Thursday, April 7, 2011

FORGOTTEN BOOKS: GOODEY’S LAST STAND!

FORGOTTEN BOOKS: GOODEY’S LAST STAND!

CHARLES ALVERSON

"I was right, wasn't I, Joe? You should have been a private dick all the time. You're a natural. Here you've had a private op's license a full six hours or so, and you're working overtime finding dead bodies, disappearing potential murderers and witnesses, bumping heads with detective sergeants all over the place. You've got the knack, boy." – Goodey's Last Stand

Joe Goodey is a star San Francisco homicide detective working until he mistakes the mayor’s cousin for a gunman and shoots him. In short order, Goodey is forced to resign and run out of town. It’s indicated that once things cools down, he might be able to return as a private ticket.

However, no sooner than you can say plot twist, a North Beach stripper with the mayor’s name in her little black book is murdered, and Goodey finds his private eye license expedited – he’s back in town with fall guy written all over him.

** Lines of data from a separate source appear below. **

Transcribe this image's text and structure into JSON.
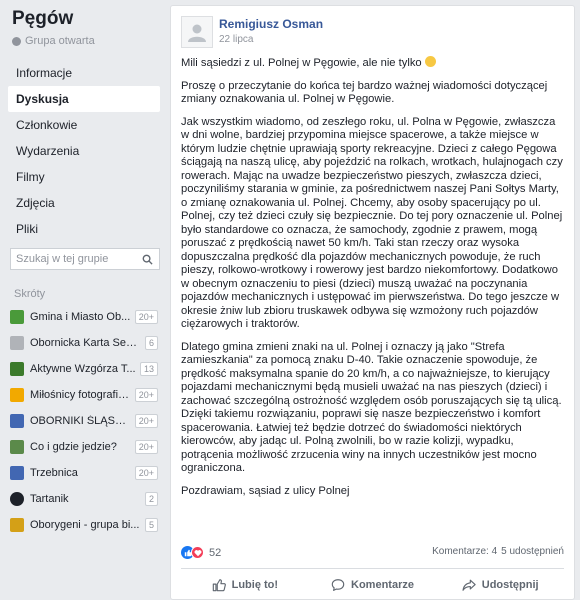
{
  "group": {
    "name": "Pęgów",
    "type": "Grupa otwarta"
  },
  "nav": {
    "items": [
      {
        "label": "Informacje"
      },
      {
        "label": "Dyskusja"
      },
      {
        "label": "Członkowie"
      },
      {
        "label": "Wydarzenia"
      },
      {
        "label": "Filmy"
      },
      {
        "label": "Zdjęcia"
      },
      {
        "label": "Pliki"
      }
    ],
    "active": "Dyskusja"
  },
  "search": {
    "placeholder": "Szukaj w tej grupie"
  },
  "shortcuts": {
    "header": "Skróty",
    "items": [
      {
        "label": "Gmina i Miasto Ob...",
        "badge": "20+",
        "color": "#4a9a3a"
      },
      {
        "label": "Obornicka Karta Sen...",
        "badge": "6",
        "color": "#b0b3b8"
      },
      {
        "label": "Aktywne Wzgórza T...",
        "badge": "13",
        "color": "#3b7a2b"
      },
      {
        "label": "Miłośnicy fotografii ...",
        "badge": "20+",
        "color": "#f2a900"
      },
      {
        "label": "OBORNIKI ŚLĄSKI...",
        "badge": "20+",
        "color": "#4267b2"
      },
      {
        "label": "Co i gdzie jedzie?",
        "badge": "20+",
        "color": "#5b8a4a"
      },
      {
        "label": "Trzebnica",
        "badge": "20+",
        "color": "#4267b2"
      },
      {
        "label": "Tartanik",
        "badge": "2",
        "color": "#1d2129"
      },
      {
        "label": "Oborygeni - grupa bi...",
        "badge": "5",
        "color": "#d4a017"
      }
    ]
  },
  "post": {
    "author": "Remigiusz Osman",
    "date": "22 lipca",
    "p1": "Mili sąsiedzi z ul. Polnej w Pęgowie, ale nie tylko",
    "p2": "Proszę o przeczytanie do końca tej bardzo ważnej wiadomości dotyczącej zmiany oznakowania ul. Polnej w Pęgowie.",
    "p3": "Jak wszystkim wiadomo, od zeszłego roku, ul. Polna w Pęgowie, zwłaszcza w dni wolne, bardziej przypomina miejsce spacerowe, a także miejsce w którym ludzie chętnie uprawiają sporty rekreacyjne. Dzieci z całego Pęgowa ściągają na naszą ulicę, aby pojeździć na rolkach, wrotkach, hulajnogach czy rowerach. Mając na uwadze bezpieczeństwo pieszych, zwłaszcza dzieci, poczyniliśmy starania w gminie, za pośrednictwem naszej Pani Sołtys Marty, o zmianę oznakowania ul. Polnej. Chcemy, aby osoby spacerujący po ul. Polnej, czy też dzieci czuły się bezpiecznie. Do tej pory oznaczenie ul. Polnej było standardowe co oznacza, że samochody, zgodnie z prawem, mogą poruszać z prędkością nawet 50 km/h. Taki stan rzeczy oraz wysoka dopuszczalna prędkość dla pojazdów mechanicznych powoduje, że ruch pieszy, rolkowo-wrotkowy i rowerowy jest bardzo niekomfortowy. Dodatkowo w obecnym oznaczeniu to piesi (dzieci) muszą uważać na poczynania pojazdów mechanicznych i ustępować im pierwszeństwa. Do tego jeszcze w okresie żniw lub zbioru truskawek odbywa się wzmożony ruch pojazdów ciężarowych i traktorów.",
    "p4": "Dlatego gmina zmieni znaki na ul. Polnej i oznaczy ją jako \"Strefa zamieszkania\" za pomocą znaku D-40. Takie oznaczenie spowoduje, że prędkość maksymalna spanie do 20 km/h, a co najważniejsze, to kierujący pojazdami mechanicznymi będą musieli uważać na nas pieszych (dzieci) i zachować szczególną ostrożność względem osób poruszających się tą ulicą. Dzięki takiemu rozwiązaniu, poprawi się nasze bezpieczeństwo i komfort spacerowania. Łatwiej też będzie dotrzeć do świadomości niektórych kierowców, aby jadąc ul. Polną zwolnili, bo w razie kolizji, wypadku, potrącenia możliwość zrzucenia winy na innych uczestników jest mocno ograniczona.",
    "p5": "Pozdrawiam, sąsiad z ulicy Polnej",
    "reaction_count": "52",
    "comments_stat": "Komentarze: 4",
    "shares_stat": "5 udostępnień",
    "actions": {
      "like": "Lubię to!",
      "comment": "Komentarze",
      "share": "Udostępnij"
    }
  }
}
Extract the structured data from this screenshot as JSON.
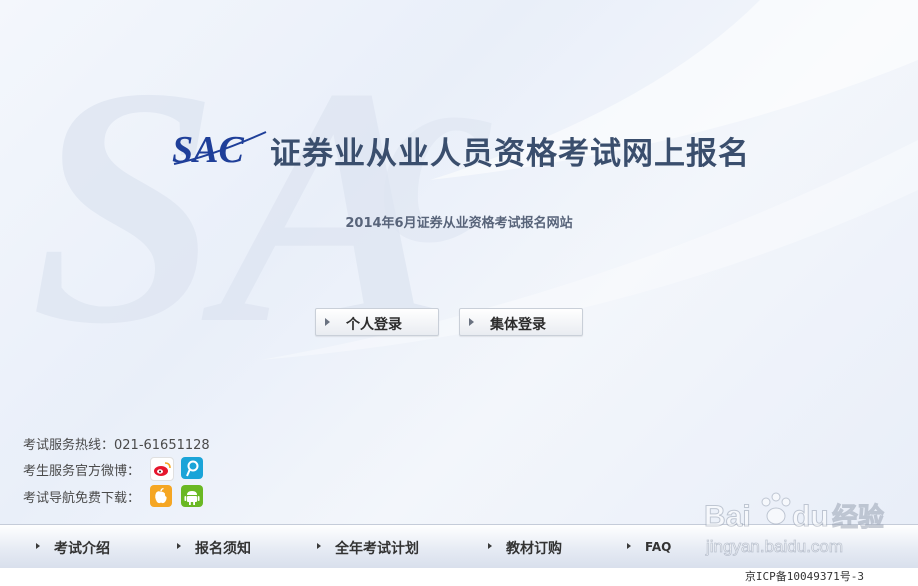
{
  "header": {
    "logo_text": "SAC",
    "title": "证券业从业人员资格考试网上报名",
    "subtitle": "2014年6月证券从业资格考试报名网站"
  },
  "login": {
    "personal_label": "个人登录",
    "group_label": "集体登录"
  },
  "info": {
    "hotline": "考试服务热线：021-61651128",
    "weibo": "考生服务官方微博：",
    "download": "考试导航免费下载："
  },
  "nav": {
    "items": [
      {
        "label": "考试介绍"
      },
      {
        "label": "报名须知"
      },
      {
        "label": "全年考试计划"
      },
      {
        "label": "教材订购"
      },
      {
        "label": "FAQ"
      }
    ]
  },
  "footer": {
    "icp": "京ICP备10049371号-3"
  },
  "watermark": {
    "brand": "Bai",
    "brand2": "du",
    "cn": "经验",
    "url": "jingyan.baidu.com"
  },
  "colors": {
    "title": "#3a4e6d",
    "logo": "#1f3f99",
    "weibo": "#e6162d",
    "tencent_weibo": "#1aa4d8",
    "apple": "#f5a623",
    "android": "#6ab823"
  }
}
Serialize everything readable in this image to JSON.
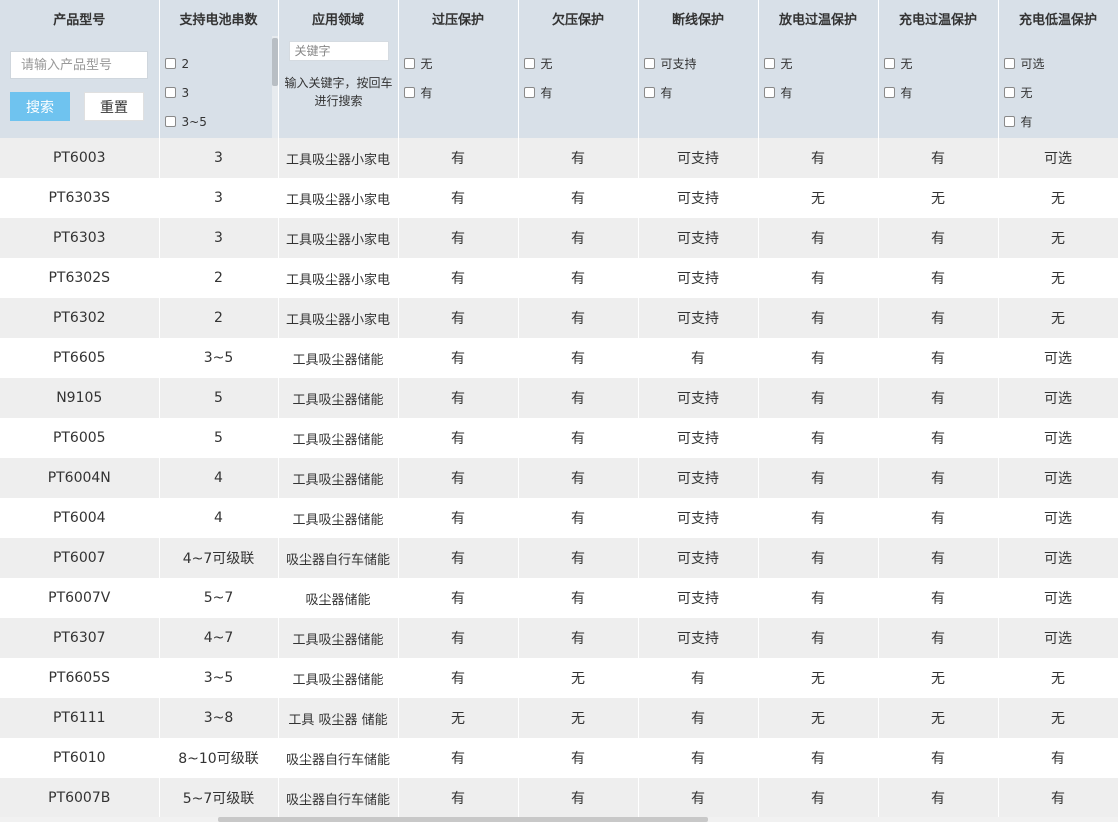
{
  "headers": [
    "产品型号",
    "支持电池串数",
    "应用领域",
    "过压保护",
    "欠压保护",
    "断线保护",
    "放电过温保护",
    "充电过温保护",
    "充电低温保护"
  ],
  "filters": {
    "model_search": {
      "placeholder": "请输入产品型号",
      "search_label": "搜索",
      "reset_label": "重置"
    },
    "cell_count_options": [
      "2",
      "3",
      "3~5"
    ],
    "application": {
      "keyword_placeholder": "关键字",
      "hint": "输入关键字，按回车进行搜索"
    },
    "overvoltage_options": [
      "无",
      "有"
    ],
    "undervoltage_options": [
      "无",
      "有"
    ],
    "disconnect_options": [
      "可支持",
      "有"
    ],
    "discharge_overtemp_options": [
      "无",
      "有"
    ],
    "charge_overtemp_options": [
      "无",
      "有"
    ],
    "charge_lowtemp_options": [
      "可选",
      "无",
      "有"
    ]
  },
  "rows": [
    [
      "PT6003",
      "3",
      "工具吸尘器小家电",
      "有",
      "有",
      "可支持",
      "有",
      "有",
      "可选"
    ],
    [
      "PT6303S",
      "3",
      "工具吸尘器小家电",
      "有",
      "有",
      "可支持",
      "无",
      "无",
      "无"
    ],
    [
      "PT6303",
      "3",
      "工具吸尘器小家电",
      "有",
      "有",
      "可支持",
      "有",
      "有",
      "无"
    ],
    [
      "PT6302S",
      "2",
      "工具吸尘器小家电",
      "有",
      "有",
      "可支持",
      "有",
      "有",
      "无"
    ],
    [
      "PT6302",
      "2",
      "工具吸尘器小家电",
      "有",
      "有",
      "可支持",
      "有",
      "有",
      "无"
    ],
    [
      "PT6605",
      "3~5",
      "工具吸尘器储能",
      "有",
      "有",
      "有",
      "有",
      "有",
      "可选"
    ],
    [
      "N9105",
      "5",
      "工具吸尘器储能",
      "有",
      "有",
      "可支持",
      "有",
      "有",
      "可选"
    ],
    [
      "PT6005",
      "5",
      "工具吸尘器储能",
      "有",
      "有",
      "可支持",
      "有",
      "有",
      "可选"
    ],
    [
      "PT6004N",
      "4",
      "工具吸尘器储能",
      "有",
      "有",
      "可支持",
      "有",
      "有",
      "可选"
    ],
    [
      "PT6004",
      "4",
      "工具吸尘器储能",
      "有",
      "有",
      "可支持",
      "有",
      "有",
      "可选"
    ],
    [
      "PT6007",
      "4~7可级联",
      "吸尘器自行车储能",
      "有",
      "有",
      "可支持",
      "有",
      "有",
      "可选"
    ],
    [
      "PT6007V",
      "5~7",
      "吸尘器储能",
      "有",
      "有",
      "可支持",
      "有",
      "有",
      "可选"
    ],
    [
      "PT6307",
      "4~7",
      "工具吸尘器储能",
      "有",
      "有",
      "可支持",
      "有",
      "有",
      "可选"
    ],
    [
      "PT6605S",
      "3~5",
      "工具吸尘器储能",
      "有",
      "无",
      "有",
      "无",
      "无",
      "无"
    ],
    [
      "PT6111",
      "3~8",
      "工具 吸尘器 储能",
      "无",
      "无",
      "有",
      "无",
      "无",
      "无"
    ],
    [
      "PT6010",
      "8~10可级联",
      "吸尘器自行车储能",
      "有",
      "有",
      "有",
      "有",
      "有",
      "有"
    ],
    [
      "PT6007B",
      "5~7可级联",
      "吸尘器自行车储能",
      "有",
      "有",
      "有",
      "有",
      "有",
      "有"
    ]
  ]
}
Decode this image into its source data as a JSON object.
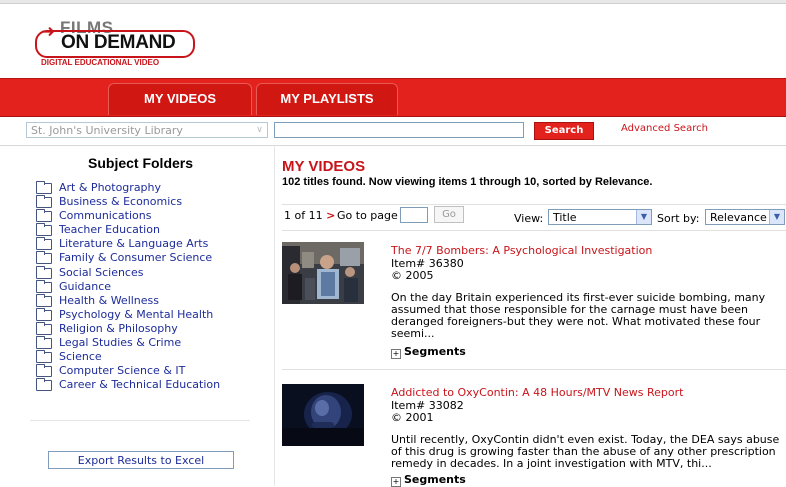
{
  "brand": {
    "films": "FILMS",
    "on_demand": "ON DEMAND",
    "tagline": "DIGITAL EDUCATIONAL VIDEO"
  },
  "nav": {
    "tabs": [
      {
        "label": "MY VIDEOS"
      },
      {
        "label": "MY PLAYLISTS"
      }
    ]
  },
  "search": {
    "library": "St. John's University Library",
    "query": "",
    "button": "Search",
    "advanced": "Advanced Search"
  },
  "sidebar": {
    "title": "Subject Folders",
    "folders": [
      "Art & Photography",
      "Business & Economics",
      "Communications",
      "Teacher Education",
      "Literature & Language Arts",
      "Family & Consumer Science",
      "Social Sciences",
      "Guidance",
      "Health & Wellness",
      "Psychology & Mental Health",
      "Religion & Philosophy",
      "Legal Studies & Crime",
      "Science",
      "Computer Science & IT",
      "Career & Technical Education"
    ],
    "export": "Export Results to Excel"
  },
  "main": {
    "title": "MY VIDEOS",
    "summary": "102 titles found. Now viewing items 1 through 10, sorted by Relevance.",
    "pager": {
      "page_info": "1 of 11",
      "next": ">",
      "goto": "Go to page",
      "page_value": "",
      "go": "Go",
      "view_label": "View:",
      "view_value": "Title",
      "sort_label": "Sort by:",
      "sort_value": "Relevance"
    },
    "results": [
      {
        "title": "The 7/7 Bombers: A Psychological Investigation",
        "item": "Item# 36380",
        "year": "© 2005",
        "desc": "On the day Britain experienced its first-ever suicide bombing, many assumed that those responsible for the carnage must have been deranged foreigners-but they were not. What motivated these four seemi...",
        "segments": "Segments"
      },
      {
        "title": "Addicted to OxyContin: A 48 Hours/MTV News Report",
        "item": "Item# 33082",
        "year": "© 2001",
        "desc": "Until recently, OxyContin didn't even exist. Today, the DEA says abuse of this drug is growing faster than the abuse of any other prescription remedy in decades. In a joint investigation with MTV, thi...",
        "segments": "Segments"
      }
    ]
  },
  "colors": {
    "brand_red": "#e3211d",
    "link_red": "#c8151b",
    "folder_link": "#1d2c9a"
  }
}
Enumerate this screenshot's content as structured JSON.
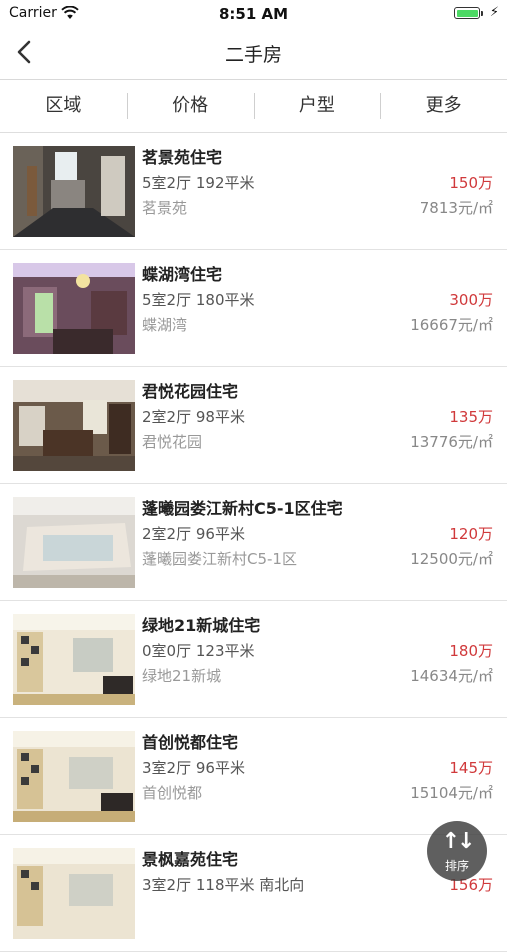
{
  "status_bar": {
    "carrier": "Carrier",
    "time": "8:51 AM"
  },
  "nav": {
    "title": "二手房"
  },
  "filters": [
    "区域",
    "价格",
    "户型",
    "更多"
  ],
  "listings": [
    {
      "name": "茗景苑住宅",
      "spec": "5室2厅  192平米",
      "community": "茗景苑",
      "price": "150万",
      "unit_price": "7813元/㎡"
    },
    {
      "name": "蝶湖湾住宅",
      "spec": "5室2厅  180平米",
      "community": "蝶湖湾",
      "price": "300万",
      "unit_price": "16667元/㎡"
    },
    {
      "name": "君悦花园住宅",
      "spec": "2室2厅  98平米",
      "community": "君悦花园",
      "price": "135万",
      "unit_price": "13776元/㎡"
    },
    {
      "name": "蓬曦园娄江新村C5-1区住宅",
      "spec": "2室2厅  96平米",
      "community": "蓬曦园娄江新村C5-1区",
      "price": "120万",
      "unit_price": "12500元/㎡"
    },
    {
      "name": "绿地21新城住宅",
      "spec": "0室0厅  123平米",
      "community": "绿地21新城",
      "price": "180万",
      "unit_price": "14634元/㎡"
    },
    {
      "name": "首创悦都住宅",
      "spec": "3室2厅  96平米",
      "community": "首创悦都",
      "price": "145万",
      "unit_price": "15104元/㎡"
    },
    {
      "name": "景枫嘉苑住宅",
      "spec": "3室2厅  118平米  南北向",
      "community": "",
      "price": "156万",
      "unit_price": ""
    }
  ],
  "sort_button": {
    "label": "排序",
    "icon": "sort-arrows-icon"
  },
  "colors": {
    "price": "#d0393b",
    "battery": "#4cd964"
  }
}
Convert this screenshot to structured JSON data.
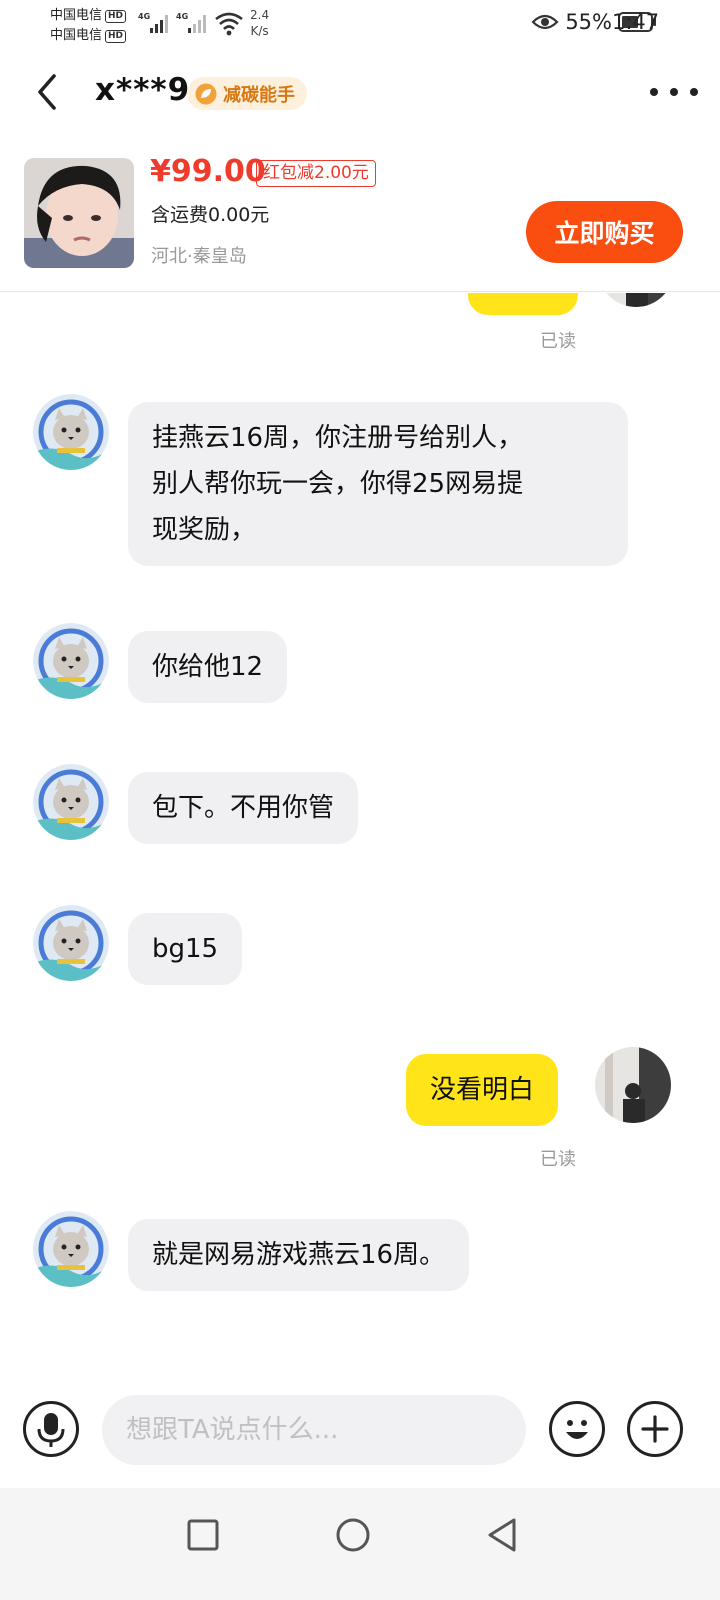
{
  "status_bar": {
    "carrier_1": "中国电信",
    "carrier_2": "中国电信",
    "hd_label": "HD",
    "net_type": "4G",
    "net_speed_value": "2.4",
    "net_speed_unit": "K/s",
    "battery_percent": "55%",
    "time": "1:47"
  },
  "header": {
    "username": "x***9",
    "badge_label": "减碳能手",
    "badge_color": "#d87813"
  },
  "product": {
    "price": "¥99.00",
    "coupon": "红包减2.00元",
    "shipping": "含运费0.00元",
    "location": "河北·秦皇岛",
    "buy_label": "立即购买",
    "price_color": "#ef3b2c",
    "buy_color": "#fa4d10"
  },
  "chat": {
    "read_label": "已读",
    "messages": [
      {
        "side": "in",
        "lines": [
          "挂燕云16周，你注册号给别人，",
          "别人帮你玩一会，你得25网易提",
          "现奖励，"
        ]
      },
      {
        "side": "in",
        "lines": [
          "你给他12"
        ]
      },
      {
        "side": "in",
        "lines": [
          "包下。不用你管"
        ]
      },
      {
        "side": "in",
        "lines": [
          "bg15"
        ]
      },
      {
        "side": "out",
        "lines": [
          "没看明白"
        ]
      },
      {
        "side": "in",
        "lines": [
          "就是网易游戏燕云16周。"
        ]
      }
    ],
    "out_bubble_color": "#ffe41a",
    "in_bubble_color": "#f0f0f2"
  },
  "input_bar": {
    "placeholder": "想跟TA说点什么..."
  },
  "icons": {
    "back": "chevron-left-icon",
    "more": "more-dots-icon",
    "voice": "microphone-icon",
    "emoji": "emoji-icon",
    "add": "plus-icon",
    "nav_recent": "square-icon",
    "nav_home": "circle-icon",
    "nav_back": "triangle-back-icon"
  }
}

Goodey survives his last stand in order to work a second case in Not Sleeping, Just Dead, when he is hired to investigate the mysterious death of a young woman at a Big Sur commune/rehab clinic called The Institute.

Author Alverson’s screen writing involvement with Terry Gilliam’s stylized films Brazil and Jabberwocky should give you some idea of the anachronistic time displacement displayed by the down on his luck Goodey. Goodey’s Last Stand was published in the mid-seventies and set in the then modern era. However, Goodey is less enlightened toward women and minorities than Mike Hammer in his heyday, making his exploits a homage to the genre’s worst attributes.

Still, despite his throwback attitudes, Goodey is an entertaining wise-cracker who goes through his knight in tarnished armor routine in serviceable tradition. Set in Chinatown and San Francisco’s red light district, Goodey’s Last Stand is strong with mood and ambience, but never rises above mediocre storytelling.

THE JOE GOODEY NOVELS:

GOODEY’S LAST STAND (1975)

NOT SLEEPING, JUST DEAD (1977)

2 comments:

pattinase (abbott) said...

THat cover sure places it.

George said...

I always liked that surreal one-thing-on-top-of-another cover!